The band met Patti Smith a few years ago when they got inducted into the Hall of Fame in West Virginia: ‘It was to induct the late Hasil Adkins into the West Virginia Music Hall Of Fame and we played a couple of his songs with one of his neighbours from Boone Co. Patti Smith was there because they were inducting her then husband, who’s since passed away. It was very low key, she was very friendly,’ he said.
North Carolina has a strong bluegrass scene, according to Miller, and indie rock is also quite popular. Locally, he’s a big fan of late local guitarist and power chord maestro Link Wray: ‘The music’s so good, you just feel it. You’ll hear a lot of influences from the 60’s in his music.’ He also recommends local rockers like Dex Romweber and Fat Links. ‘As a working band, you never get to see new music, you’re too busy,’ he says somewhat wistfully.

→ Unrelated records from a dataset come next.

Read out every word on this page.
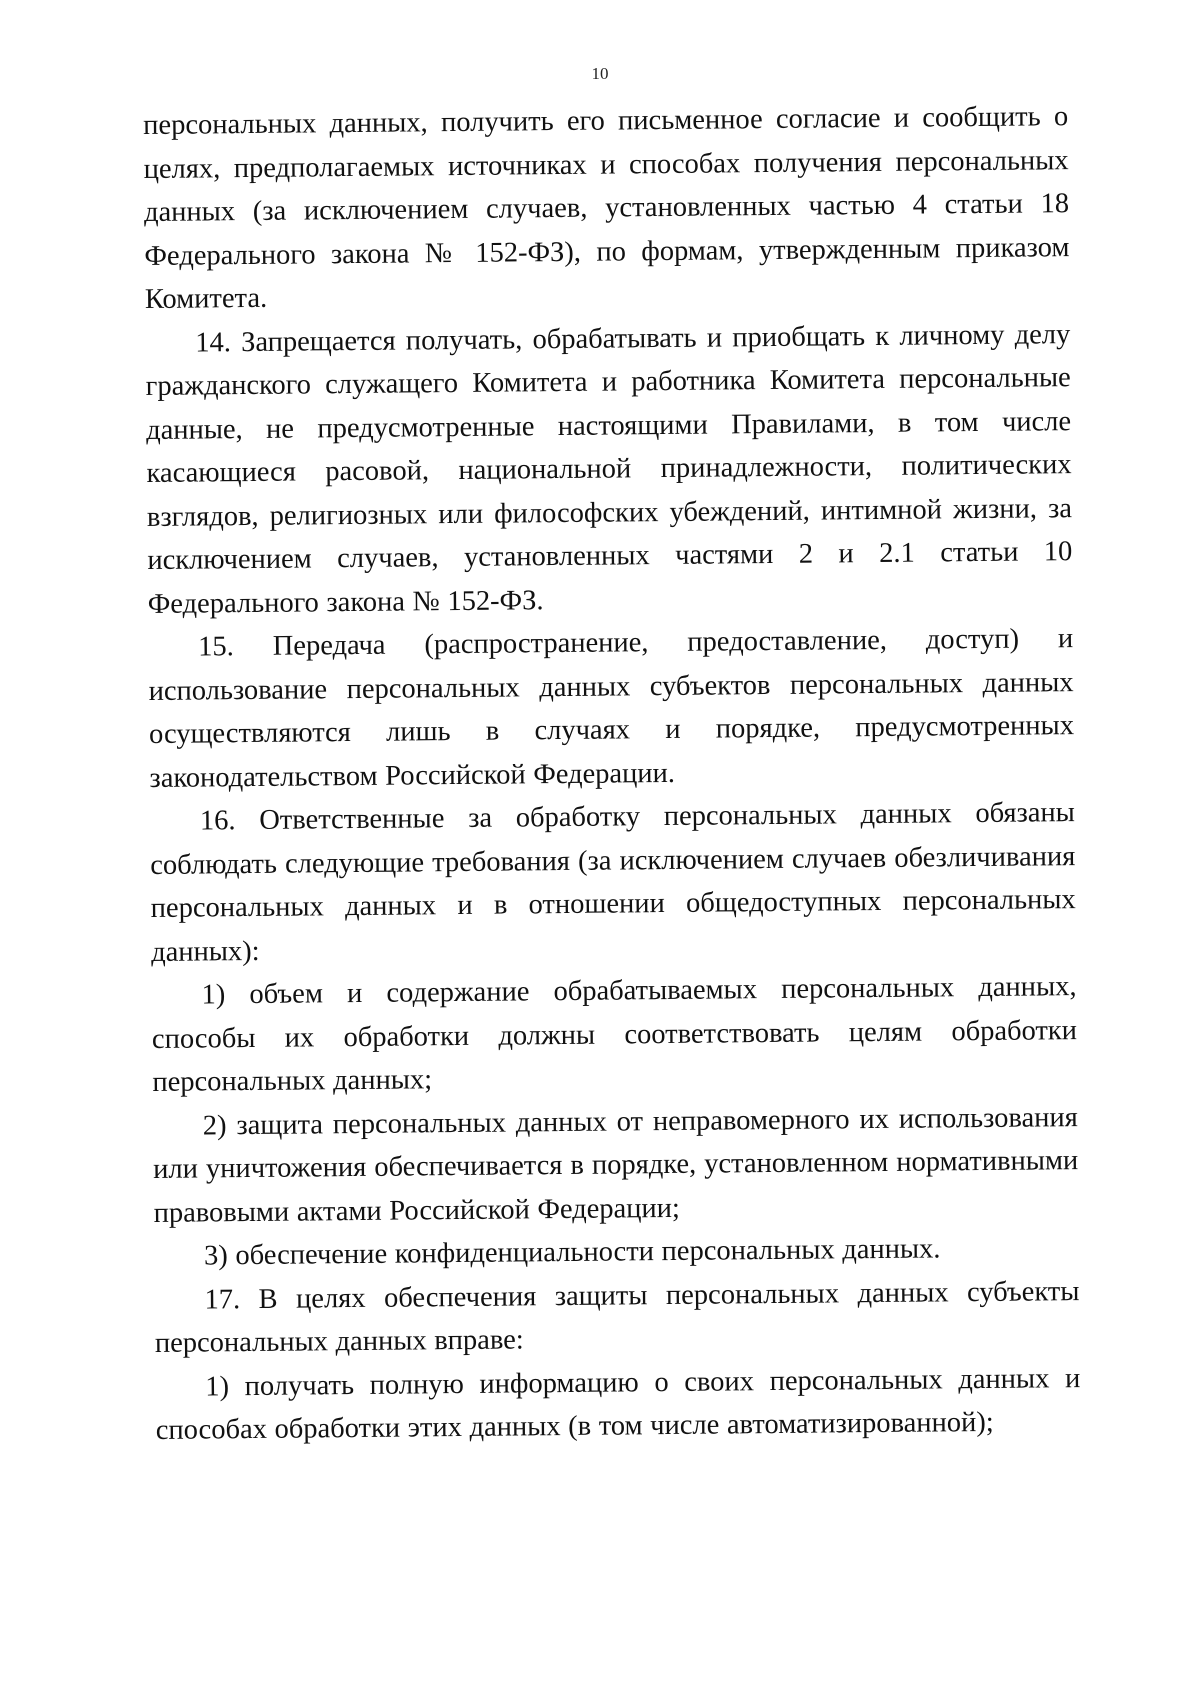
10

персональных данных, получить его письменное согласие и сообщить о целях, предполагаемых источниках и способах получения персональных данных (за исключением случаев, установленных частью 4 статьи 18 Федерального закона № 152-ФЗ), по формам, утвержденным приказом Комитета.

14. Запрещается получать, обрабатывать и приобщать к личному делу гражданского служащего Комитета и работника Комитета персональные данные, не предусмотренные настоящими Правилами, в том числе касающиеся расовой, национальной принадлежности, политических взглядов, религиозных или философских убеждений, интимной жизни, за исключением случаев, установленных частями 2 и 2.1 статьи 10 Федерального закона № 152-ФЗ.

15. Передача (распространение, предоставление, доступ) и использование персональных данных субъектов персональных данных осуществляются лишь в случаях и порядке, предусмотренных законодательством Российской Федерации.

16. Ответственные за обработку персональных данных обязаны соблюдать следующие требования (за исключением случаев обезличивания персональных данных и в отношении общедоступных персональных данных):

1) объем и содержание обрабатываемых персональных данных, способы их обработки должны соответствовать целям обработки персональных данных;

2) защита персональных данных от неправомерного их использования или уничтожения обеспечивается в порядке, установленном нормативными правовыми актами Российской Федерации;

3) обеспечение конфиденциальности персональных данных.

17. В целях обеспечения защиты персональных данных субъекты персональных данных вправе:

1) получать полную информацию о своих персональных данных и способах обработки этих данных (в том числе автоматизированной);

If he could play with anyone, he picks Link Wray and American rock guitarist Dick Dale: ‘Too bad they’re dead,’ he quipped. ‘It was fun playing with The Fleshtones and The Wooly Bushmen and it would be fun to open for Nancy Sinatra. Actually, you know what? I’d LOVE to play with Canned Heat (an American blues and rock band from the 60’s). ‘We love the boogie and Canned Heat had the boogie going on!’